Bridesmaids, if your bestie’s big day is coming up and you’ve been chosen to be part of the crew, don’t argue about the dresses. Don’t argue about the destination. Don’t whine about wedding colors. Shut up and do what the bride says, within reason.
Bridal showers are outdated and tacky. I’m sorry (I’m not), but throwing yourself a party meant to stock your home with sheets, towels, and Tupperware seems a little outdated these days. First of all, who isn’t living with their significant other before they’re engaged? Like, and even if you aren’t, are you a home schooled jungle freak that hasn’t broken out of mom and dad’s house yet? If not, you probably aren’t ready to get married. But I digress.
The absolute worst part of any bridal shower is the games. These were likely dreamt up in the 1950s when women were super psyched about staying in a kitchen all day and rubbing their husband’s feet when he came home (not). So, to say we feel they’re outdated and tacky is an understatement. Please stop playing these bridal shower games, or at least let me know the itinerary in advance so I can make sure to not be there.

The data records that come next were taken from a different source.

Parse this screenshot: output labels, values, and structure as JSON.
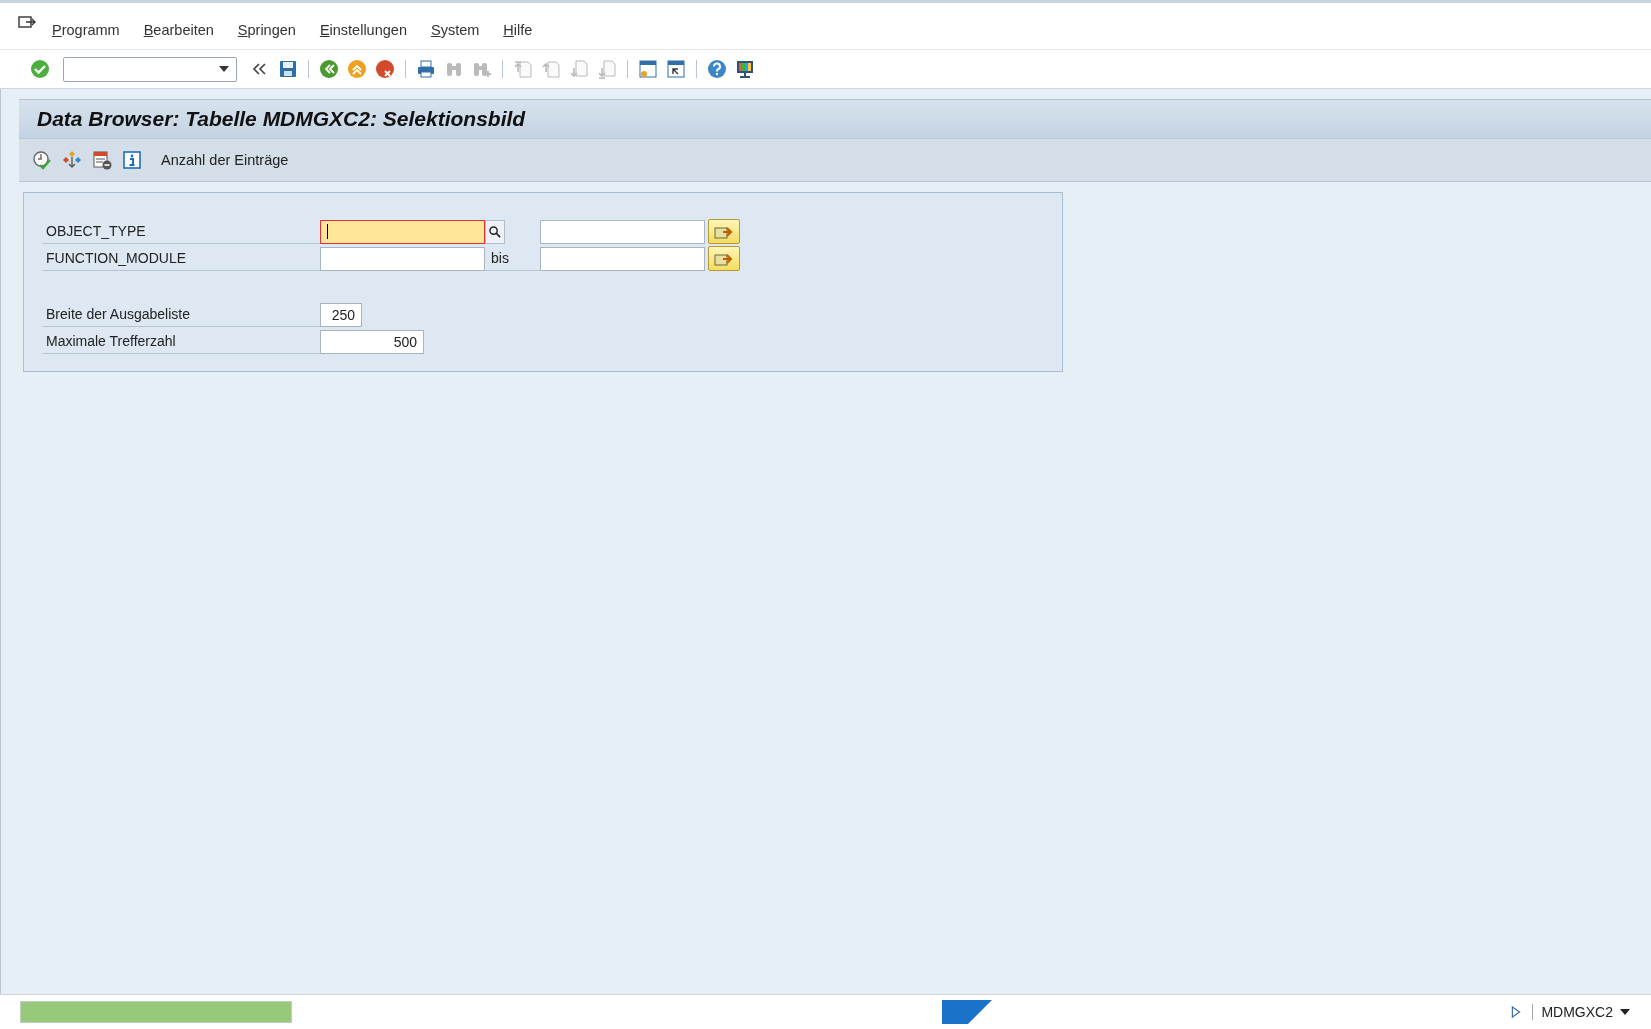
{
  "menu_bar": {
    "items": [
      "Programm",
      "Bearbeiten",
      "Springen",
      "Einstellungen",
      "System",
      "Hilfe"
    ]
  },
  "toolbar": {
    "items": [
      {
        "kind": "enter",
        "disabled": false
      },
      {
        "kind": "command-field"
      },
      {
        "kind": "collapse",
        "disabled": false
      },
      {
        "kind": "save",
        "disabled": false
      },
      {
        "kind": "separator"
      },
      {
        "kind": "back",
        "disabled": false
      },
      {
        "kind": "exit",
        "disabled": false
      },
      {
        "kind": "cancel",
        "disabled": false
      },
      {
        "kind": "separator"
      },
      {
        "kind": "print",
        "disabled": false
      },
      {
        "kind": "find",
        "disabled": true
      },
      {
        "kind": "find-next",
        "disabled": true
      },
      {
        "kind": "separator"
      },
      {
        "kind": "first-page",
        "disabled": true
      },
      {
        "kind": "prev-page",
        "disabled": true
      },
      {
        "kind": "next-page",
        "disabled": true
      },
      {
        "kind": "last-page",
        "disabled": true
      },
      {
        "kind": "separator"
      },
      {
        "kind": "new-session",
        "disabled": false
      },
      {
        "kind": "shortcut",
        "disabled": false
      },
      {
        "kind": "separator"
      },
      {
        "kind": "help",
        "disabled": false
      },
      {
        "kind": "layout",
        "disabled": false
      }
    ]
  },
  "title": "Data Browser: Tabelle MDMGXC2: Selektionsbild",
  "app_toolbar": {
    "icons": [
      {
        "kind": "execute"
      },
      {
        "kind": "connections"
      },
      {
        "kind": "delete-selection"
      },
      {
        "kind": "info"
      }
    ],
    "button": "Anzahl der Einträge"
  },
  "selection": {
    "ranges": [
      {
        "label": "OBJECT_TYPE",
        "focused": true
      },
      {
        "label": "FUNCTION_MODULE",
        "to_label": "bis",
        "focused": false
      }
    ],
    "parameters": [
      {
        "label": "Breite der Ausgabeliste",
        "value": "250",
        "kind": "short"
      },
      {
        "label": "Maximale Trefferzahl",
        "value": "500",
        "kind": "long"
      }
    ]
  },
  "status_bar": {
    "session": "MDMGXC2"
  }
}
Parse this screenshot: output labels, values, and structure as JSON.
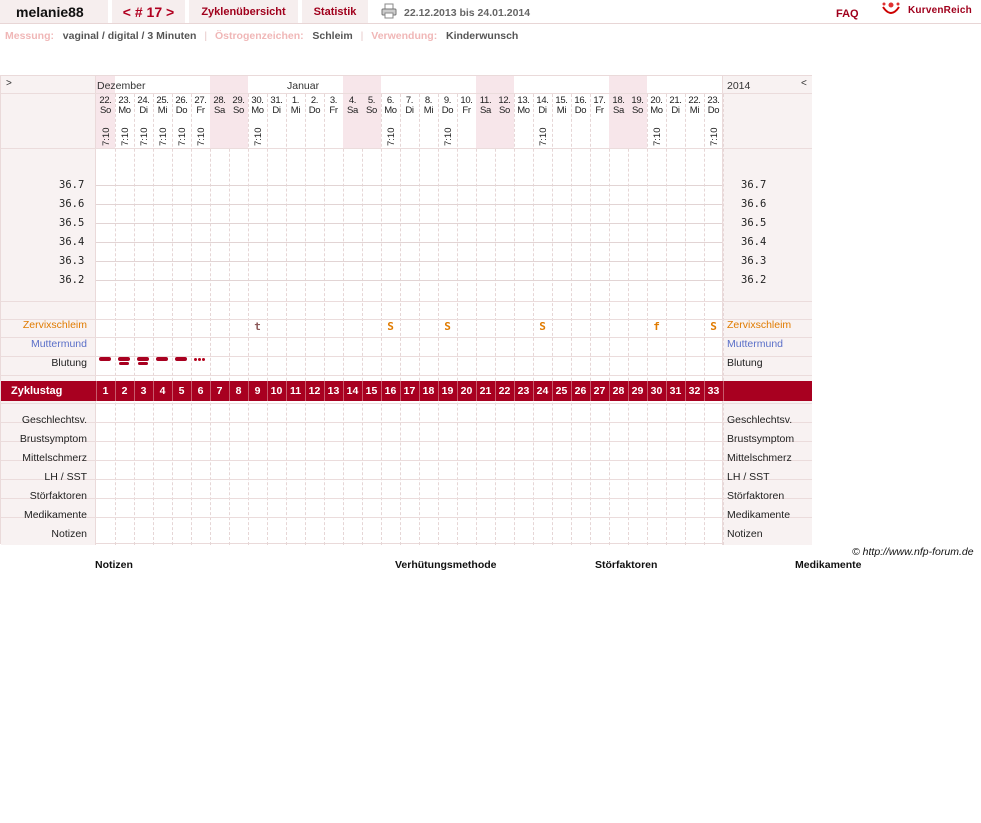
{
  "topbar": {
    "user": "melanie88",
    "cycle": "< # 17 >",
    "tab_overview": "Zyklenübersicht",
    "tab_stats": "Statistik",
    "date_range": "22.12.2013 bis 24.01.2014",
    "faq": "FAQ",
    "brand": "KurvenReich"
  },
  "info": {
    "measure_label": "Messung:",
    "measure_value": "vaginal / digital / 3 Minuten",
    "estrogen_label": "Östrogenzeichen:",
    "estrogen_value": "Schleim",
    "use_label": "Verwendung:",
    "use_value": "Kinderwunsch"
  },
  "chart": {
    "corner_left": ">",
    "corner_right": "<",
    "month_dec": "Dezember",
    "month_jan": "Januar",
    "year": "2014",
    "days": [
      {
        "d": "22.",
        "w": "So",
        "t": "7:10",
        "we": true
      },
      {
        "d": "23.",
        "w": "Mo",
        "t": "7:10",
        "we": false
      },
      {
        "d": "24.",
        "w": "Di",
        "t": "7:10",
        "we": false
      },
      {
        "d": "25.",
        "w": "Mi",
        "t": "7:10",
        "we": false
      },
      {
        "d": "26.",
        "w": "Do",
        "t": "7:10",
        "we": false
      },
      {
        "d": "27.",
        "w": "Fr",
        "t": "7:10",
        "we": false
      },
      {
        "d": "28.",
        "w": "Sa",
        "t": "",
        "we": true
      },
      {
        "d": "29.",
        "w": "So",
        "t": "",
        "we": true
      },
      {
        "d": "30.",
        "w": "Mo",
        "t": "7:10",
        "we": false
      },
      {
        "d": "31.",
        "w": "Di",
        "t": "",
        "we": false
      },
      {
        "d": "1.",
        "w": "Mi",
        "t": "",
        "we": false
      },
      {
        "d": "2.",
        "w": "Do",
        "t": "",
        "we": false
      },
      {
        "d": "3.",
        "w": "Fr",
        "t": "",
        "we": false
      },
      {
        "d": "4.",
        "w": "Sa",
        "t": "",
        "we": true
      },
      {
        "d": "5.",
        "w": "So",
        "t": "",
        "we": true
      },
      {
        "d": "6.",
        "w": "Mo",
        "t": "7:10",
        "we": false
      },
      {
        "d": "7.",
        "w": "Di",
        "t": "",
        "we": false
      },
      {
        "d": "8.",
        "w": "Mi",
        "t": "",
        "we": false
      },
      {
        "d": "9.",
        "w": "Do",
        "t": "7:10",
        "we": false
      },
      {
        "d": "10.",
        "w": "Fr",
        "t": "",
        "we": false
      },
      {
        "d": "11.",
        "w": "Sa",
        "t": "",
        "we": true
      },
      {
        "d": "12.",
        "w": "So",
        "t": "",
        "we": true
      },
      {
        "d": "13.",
        "w": "Mo",
        "t": "",
        "we": false
      },
      {
        "d": "14.",
        "w": "Di",
        "t": "7:10",
        "we": false
      },
      {
        "d": "15.",
        "w": "Mi",
        "t": "",
        "we": false
      },
      {
        "d": "16.",
        "w": "Do",
        "t": "",
        "we": false
      },
      {
        "d": "17.",
        "w": "Fr",
        "t": "",
        "we": false
      },
      {
        "d": "18.",
        "w": "Sa",
        "t": "",
        "we": true
      },
      {
        "d": "19.",
        "w": "So",
        "t": "",
        "we": true
      },
      {
        "d": "20.",
        "w": "Mo",
        "t": "7:10",
        "we": false
      },
      {
        "d": "21.",
        "w": "Di",
        "t": "",
        "we": false
      },
      {
        "d": "22.",
        "w": "Mi",
        "t": "",
        "we": false
      },
      {
        "d": "23.",
        "w": "Do",
        "t": "7:10",
        "we": false
      }
    ],
    "temps": [
      "36.7",
      "36.6",
      "36.5",
      "36.4",
      "36.3",
      "36.2"
    ],
    "rows": {
      "mucus": "Zervixschleim",
      "cervix": "Muttermund",
      "bleeding": "Blutung",
      "cycle_day": "Zyklustag",
      "sex": "Geschlechtsv.",
      "breast": "Brustsymptom",
      "midpain": "Mittelschmerz",
      "lh": "LH / SST",
      "disturb": "Störfaktoren",
      "meds": "Medikamente",
      "notes": "Notizen"
    },
    "mucus_entries": [
      {
        "day": 9,
        "v": "t"
      },
      {
        "day": 16,
        "v": "S"
      },
      {
        "day": 19,
        "v": "S"
      },
      {
        "day": 24,
        "v": "S"
      },
      {
        "day": 30,
        "v": "f"
      },
      {
        "day": 33,
        "v": "S"
      }
    ],
    "bleeding": [
      {
        "day": 1,
        "level": "medium"
      },
      {
        "day": 2,
        "level": "heavy"
      },
      {
        "day": 3,
        "level": "heavy"
      },
      {
        "day": 4,
        "level": "medium"
      },
      {
        "day": 5,
        "level": "medium"
      },
      {
        "day": 6,
        "level": "spotting"
      }
    ],
    "colors": {
      "accent": "#a80020",
      "mucus": "#e07b00",
      "cervix": "#5a6fc8",
      "weekend": "#f7e6ea"
    }
  },
  "footer": {
    "credit": "© http://www.nfp-forum.de",
    "notes": "Notizen",
    "method": "Verhütungsmethode",
    "disturb": "Störfaktoren",
    "meds": "Medikamente"
  }
}
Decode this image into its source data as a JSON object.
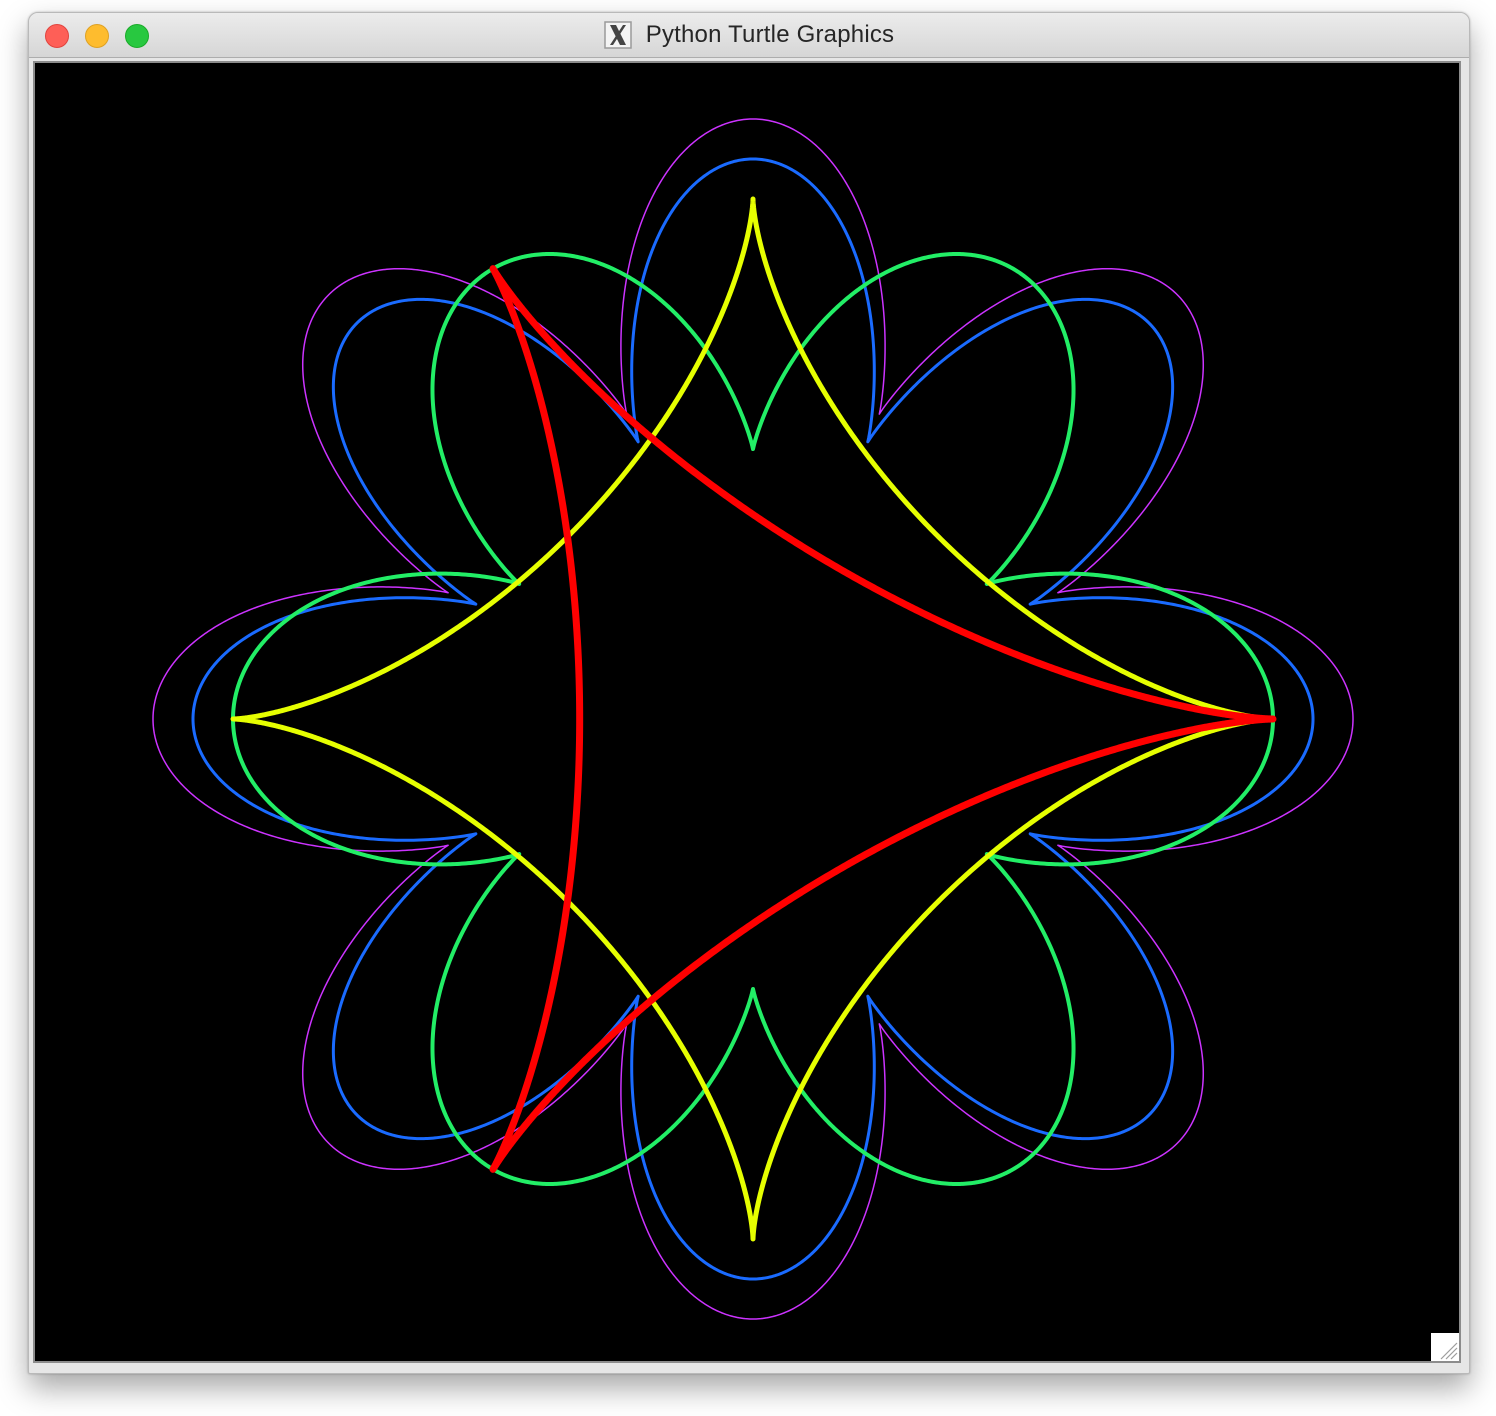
{
  "window": {
    "title": "Python Turtle Graphics",
    "app_icon": "x11-icon"
  },
  "window_controls": {
    "close": "close-icon",
    "minimize": "minimize-icon",
    "zoom": "zoom-icon"
  },
  "canvas": {
    "background": "#000000",
    "curves": [
      {
        "name": "magenta",
        "color": "#cc33ff",
        "lobes": 8,
        "stroke": 1.5
      },
      {
        "name": "blue",
        "color": "#1a6bff",
        "lobes": 8,
        "stroke": 3
      },
      {
        "name": "green",
        "color": "#22ee66",
        "lobes": 6,
        "stroke": 4
      },
      {
        "name": "yellow",
        "color": "#e6ff00",
        "lobes": 4,
        "stroke": 5
      },
      {
        "name": "red",
        "color": "#ff0000",
        "lobes": 3,
        "stroke": 7
      }
    ]
  }
}
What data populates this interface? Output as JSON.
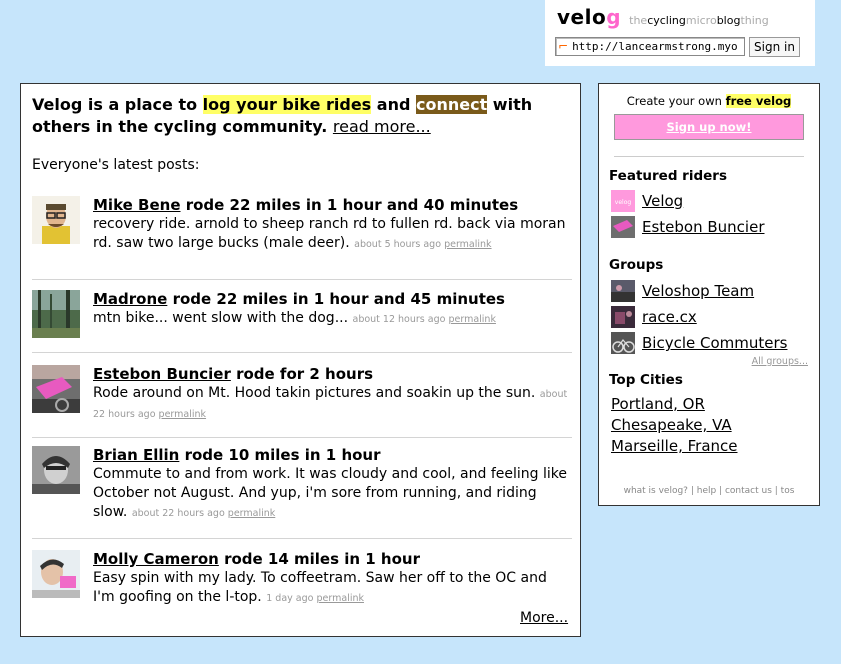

1. Anything Involving The Big Hat
You’ve seen it before. This isn’t necessarily a game, but more a terrible tradition. Basically, your aunt or mom or future mother-in-law or someone else who wants to embarrass you creates a giant hat out of ribbons from gifts and a paper plate. The bride is then required to wear it. Everyone laughs and takes pictures. Fuck that.
2. What’s In The Bag?
Just like WHAT’S IN THE BOX, this game is fucking traumatizing and terrible. The hostess takes a bunch of brown paper bags and fills them each with some kind of household item. Guests are then blindfolded and asked to “sniff” the bag. Alright fam, unless there’s some coke in one of these, count me out (lol not rly but srsly). The official rules say you can add anything from powdered detergent to ground mustard to sawdust. What sheltered Victorian betch came up with this shit? “Oh this party sucks, LET’S MAKE MARGARET SNIFF CAYENNE AND SEE WHAT HAPPENS!” Jesus Christ.
Hard pass. Unless you and your guests are over 65, this is probably going to be a real shitty time.
4. Toilet Paper Gown
This game is shitty (LOL). Guests wrap the bride in toilet paper creations after splitting into teams. Sorry I’m not super into being wrapped in the same material used in area where I do my top secret business.
5. The Newlywed Game
If, somehow, your fiancé has come to the shower with you (BIG ETIQUETTE NO-NO unless it’s a WEDDING shower and not a bridal shower), please do not play the newlywed game. Nobody wants to see the super cute responses you come up with and no one wants to see you get a question wrong and yell at your fiancé for it later.